Julia: Enhancement request: optimize Set{Void}

Created on 6 Mar 2017  ·  22Comments  ·  Source: JuliaLang/julia

Ref: https://discourse.julialang.org/t/strange-behavior-with-void/2480

Would it be possible to special-case creating a set out of a large vector of Voids? This is admittedly a weird thing to ask, but it looks like it will be significant for some upcoming LightGraphs work. Right now, if I have a large vector of Voids, Julia knows not to allocate any memory for that vector, but once I try turning it into a Set, it appears that sizehint! is applied based on the number of elements, and this allocates a large amount of memory for a single-element Dict.

collections

Most helpful comment

@StefanKarpinski yes, of course.

The issues as I see them are twofold, listed in order of (my selfish) priority:

1) a = Vector{Void}(10_000_000) takes no memory, but b = Set(a) takes a (relative) lot.
2) a = Vector{Void}(10_000_000) takes no time, but b = Set(a) takes a (relative) lot.
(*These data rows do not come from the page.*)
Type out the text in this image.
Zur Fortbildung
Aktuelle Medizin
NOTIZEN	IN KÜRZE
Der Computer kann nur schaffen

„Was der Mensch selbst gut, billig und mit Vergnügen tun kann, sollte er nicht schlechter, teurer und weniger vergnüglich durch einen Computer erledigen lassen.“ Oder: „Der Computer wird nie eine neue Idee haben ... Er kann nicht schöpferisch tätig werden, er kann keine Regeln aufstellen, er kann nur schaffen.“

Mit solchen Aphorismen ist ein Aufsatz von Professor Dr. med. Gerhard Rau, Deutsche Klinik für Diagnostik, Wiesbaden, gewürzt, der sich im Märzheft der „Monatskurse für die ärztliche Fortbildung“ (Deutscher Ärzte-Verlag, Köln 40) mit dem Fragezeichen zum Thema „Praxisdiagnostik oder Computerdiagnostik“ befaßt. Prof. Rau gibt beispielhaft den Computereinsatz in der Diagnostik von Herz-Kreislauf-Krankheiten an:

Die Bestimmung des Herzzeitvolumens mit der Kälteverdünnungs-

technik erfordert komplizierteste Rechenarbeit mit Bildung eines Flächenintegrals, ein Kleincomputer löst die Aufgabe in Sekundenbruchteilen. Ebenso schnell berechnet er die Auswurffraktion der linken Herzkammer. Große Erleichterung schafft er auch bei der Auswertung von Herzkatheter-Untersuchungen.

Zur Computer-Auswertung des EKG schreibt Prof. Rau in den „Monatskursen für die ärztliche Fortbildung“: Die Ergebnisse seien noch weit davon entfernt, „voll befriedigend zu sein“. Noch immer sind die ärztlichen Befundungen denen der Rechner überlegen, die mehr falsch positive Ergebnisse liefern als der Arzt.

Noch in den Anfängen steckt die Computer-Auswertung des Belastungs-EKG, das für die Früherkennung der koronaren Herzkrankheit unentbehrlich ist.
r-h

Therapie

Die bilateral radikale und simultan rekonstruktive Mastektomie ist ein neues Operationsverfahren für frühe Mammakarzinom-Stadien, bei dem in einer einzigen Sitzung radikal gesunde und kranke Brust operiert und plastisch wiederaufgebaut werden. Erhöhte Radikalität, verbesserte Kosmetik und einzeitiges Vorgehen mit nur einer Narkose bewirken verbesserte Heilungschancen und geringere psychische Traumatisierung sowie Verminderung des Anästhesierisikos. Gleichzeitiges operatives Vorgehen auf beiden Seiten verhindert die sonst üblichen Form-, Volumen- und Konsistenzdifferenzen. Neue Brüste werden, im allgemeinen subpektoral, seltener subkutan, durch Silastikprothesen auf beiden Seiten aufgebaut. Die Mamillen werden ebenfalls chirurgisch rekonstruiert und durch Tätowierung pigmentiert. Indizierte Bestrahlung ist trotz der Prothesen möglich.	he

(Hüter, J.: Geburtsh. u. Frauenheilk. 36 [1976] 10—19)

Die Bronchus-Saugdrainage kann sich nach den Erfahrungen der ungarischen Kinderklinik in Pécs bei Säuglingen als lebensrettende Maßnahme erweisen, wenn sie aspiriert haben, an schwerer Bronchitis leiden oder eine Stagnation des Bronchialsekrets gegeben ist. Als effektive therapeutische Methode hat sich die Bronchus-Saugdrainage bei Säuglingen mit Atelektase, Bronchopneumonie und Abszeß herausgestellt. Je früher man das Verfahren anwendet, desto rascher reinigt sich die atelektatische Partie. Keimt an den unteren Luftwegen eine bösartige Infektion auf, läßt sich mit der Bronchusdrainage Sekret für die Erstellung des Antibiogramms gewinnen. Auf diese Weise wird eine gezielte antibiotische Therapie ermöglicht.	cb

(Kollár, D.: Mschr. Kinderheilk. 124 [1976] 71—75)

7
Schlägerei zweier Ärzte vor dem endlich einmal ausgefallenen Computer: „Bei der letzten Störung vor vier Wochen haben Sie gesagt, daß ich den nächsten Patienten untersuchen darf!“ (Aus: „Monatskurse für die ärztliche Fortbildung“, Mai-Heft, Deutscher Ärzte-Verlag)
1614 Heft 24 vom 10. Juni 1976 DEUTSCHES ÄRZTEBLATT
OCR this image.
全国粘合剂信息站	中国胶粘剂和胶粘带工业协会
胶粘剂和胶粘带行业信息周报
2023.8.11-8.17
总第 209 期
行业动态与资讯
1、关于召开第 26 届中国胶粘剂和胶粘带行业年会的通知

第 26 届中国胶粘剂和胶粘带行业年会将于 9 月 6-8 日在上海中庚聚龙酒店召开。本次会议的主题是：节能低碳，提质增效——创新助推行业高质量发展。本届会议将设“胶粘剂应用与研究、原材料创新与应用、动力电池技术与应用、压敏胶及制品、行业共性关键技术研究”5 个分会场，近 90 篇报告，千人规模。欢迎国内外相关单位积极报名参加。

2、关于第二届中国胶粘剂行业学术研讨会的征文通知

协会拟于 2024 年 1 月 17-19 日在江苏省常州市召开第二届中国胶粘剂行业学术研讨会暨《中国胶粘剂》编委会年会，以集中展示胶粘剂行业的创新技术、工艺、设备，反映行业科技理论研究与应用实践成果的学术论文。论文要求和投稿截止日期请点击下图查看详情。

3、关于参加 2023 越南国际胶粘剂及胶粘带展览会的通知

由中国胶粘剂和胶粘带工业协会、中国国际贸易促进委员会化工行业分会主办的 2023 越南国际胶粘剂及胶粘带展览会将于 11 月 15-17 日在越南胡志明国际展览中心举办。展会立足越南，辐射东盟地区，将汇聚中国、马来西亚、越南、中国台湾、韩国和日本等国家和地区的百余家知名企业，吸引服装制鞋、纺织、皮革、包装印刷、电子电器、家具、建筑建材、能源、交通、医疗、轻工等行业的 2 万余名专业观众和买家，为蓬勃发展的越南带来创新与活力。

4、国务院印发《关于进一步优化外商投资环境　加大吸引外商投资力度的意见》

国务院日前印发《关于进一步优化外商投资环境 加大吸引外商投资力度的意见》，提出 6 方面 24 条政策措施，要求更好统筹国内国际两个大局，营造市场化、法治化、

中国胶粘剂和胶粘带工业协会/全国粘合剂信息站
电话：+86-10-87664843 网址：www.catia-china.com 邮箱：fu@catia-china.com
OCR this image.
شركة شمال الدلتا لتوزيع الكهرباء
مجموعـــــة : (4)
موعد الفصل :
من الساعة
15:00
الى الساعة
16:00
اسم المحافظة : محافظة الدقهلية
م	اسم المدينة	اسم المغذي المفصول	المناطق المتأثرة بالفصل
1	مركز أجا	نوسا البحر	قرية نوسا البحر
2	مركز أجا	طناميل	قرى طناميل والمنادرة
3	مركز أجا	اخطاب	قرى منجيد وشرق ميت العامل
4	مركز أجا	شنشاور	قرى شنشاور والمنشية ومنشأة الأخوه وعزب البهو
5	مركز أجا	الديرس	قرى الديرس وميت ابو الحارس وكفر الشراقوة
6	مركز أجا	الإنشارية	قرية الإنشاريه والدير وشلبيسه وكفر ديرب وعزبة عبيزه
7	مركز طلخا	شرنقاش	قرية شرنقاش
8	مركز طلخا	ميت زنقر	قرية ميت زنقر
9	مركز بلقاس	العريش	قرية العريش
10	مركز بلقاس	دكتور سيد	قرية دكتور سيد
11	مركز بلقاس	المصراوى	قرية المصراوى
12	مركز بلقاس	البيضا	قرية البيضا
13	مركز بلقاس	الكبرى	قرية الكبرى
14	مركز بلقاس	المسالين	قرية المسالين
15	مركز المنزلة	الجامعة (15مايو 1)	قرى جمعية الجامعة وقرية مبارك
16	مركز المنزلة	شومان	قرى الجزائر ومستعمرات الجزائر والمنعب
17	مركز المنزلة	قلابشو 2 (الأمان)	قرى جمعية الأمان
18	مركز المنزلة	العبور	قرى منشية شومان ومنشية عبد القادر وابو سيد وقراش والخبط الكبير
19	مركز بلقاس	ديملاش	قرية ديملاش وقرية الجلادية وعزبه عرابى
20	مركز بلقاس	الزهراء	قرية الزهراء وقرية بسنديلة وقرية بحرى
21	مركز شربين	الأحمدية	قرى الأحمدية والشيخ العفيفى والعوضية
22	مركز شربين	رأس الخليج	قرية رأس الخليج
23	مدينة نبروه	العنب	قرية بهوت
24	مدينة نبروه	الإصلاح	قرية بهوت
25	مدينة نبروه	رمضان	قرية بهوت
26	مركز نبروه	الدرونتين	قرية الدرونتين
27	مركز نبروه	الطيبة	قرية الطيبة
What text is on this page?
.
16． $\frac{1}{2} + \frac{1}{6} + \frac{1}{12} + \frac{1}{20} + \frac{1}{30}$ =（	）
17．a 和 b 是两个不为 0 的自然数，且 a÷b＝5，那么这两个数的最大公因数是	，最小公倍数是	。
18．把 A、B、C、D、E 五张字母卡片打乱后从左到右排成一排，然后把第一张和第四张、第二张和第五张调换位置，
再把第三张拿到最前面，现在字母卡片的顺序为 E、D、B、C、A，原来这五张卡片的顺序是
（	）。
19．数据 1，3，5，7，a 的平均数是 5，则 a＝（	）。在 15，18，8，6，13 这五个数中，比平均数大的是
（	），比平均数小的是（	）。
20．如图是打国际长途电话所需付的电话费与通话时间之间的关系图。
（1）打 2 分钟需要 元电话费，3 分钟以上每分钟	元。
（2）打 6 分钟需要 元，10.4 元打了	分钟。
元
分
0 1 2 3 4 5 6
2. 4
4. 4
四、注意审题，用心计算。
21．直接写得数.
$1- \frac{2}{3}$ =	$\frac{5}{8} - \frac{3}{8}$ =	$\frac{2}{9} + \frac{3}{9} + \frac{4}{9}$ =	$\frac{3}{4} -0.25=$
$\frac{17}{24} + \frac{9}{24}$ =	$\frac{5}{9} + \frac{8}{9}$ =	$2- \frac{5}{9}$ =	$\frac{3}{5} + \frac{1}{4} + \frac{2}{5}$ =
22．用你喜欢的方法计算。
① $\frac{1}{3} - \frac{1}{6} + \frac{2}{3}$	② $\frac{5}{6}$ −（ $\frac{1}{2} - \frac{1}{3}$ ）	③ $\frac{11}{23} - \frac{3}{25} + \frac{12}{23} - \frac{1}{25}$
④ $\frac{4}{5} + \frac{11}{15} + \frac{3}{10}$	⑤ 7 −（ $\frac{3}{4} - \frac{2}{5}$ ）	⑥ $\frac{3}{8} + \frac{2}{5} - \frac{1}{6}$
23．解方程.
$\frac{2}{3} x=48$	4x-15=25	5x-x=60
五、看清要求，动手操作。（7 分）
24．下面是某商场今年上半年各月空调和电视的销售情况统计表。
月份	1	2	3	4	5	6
Issue 1 is likely caused by sizehint! not understanding that it should allocate the minimum of the "type width*" and the length of the iterator. Improvements here can have impacts on all "small-width" types.

Issue 2 is caused because in most cases, one needs to iterate through the entire list to populate the Set**, but in the particular case of Void (and perhaps a few others) no iteration is necessary: if the list is non-empty, then it's a single fixed Dict; if the list is empty, it's another.

(*There's probably a correct term for this, but I'm talking about the "keyspace" of the type; that is, how many unique values it can take: for Bool, it's 2, for Void, it's 1, for UInt8, it's 256, etc.)

(**Seems to me that if we know the type width, we can break after the length of the Set/Dict equals it.)

(Sorry if this is obvious to everyone else - I just wanted to get my understanding out there to make sure it's right.)

All 22 comments

I don't think it worth adding a special case for this. The sizehint! should be smarter though.

My main concern is that a Set{Void} should never have the opportunity to grow to be 131 MB. Vector does the right thing.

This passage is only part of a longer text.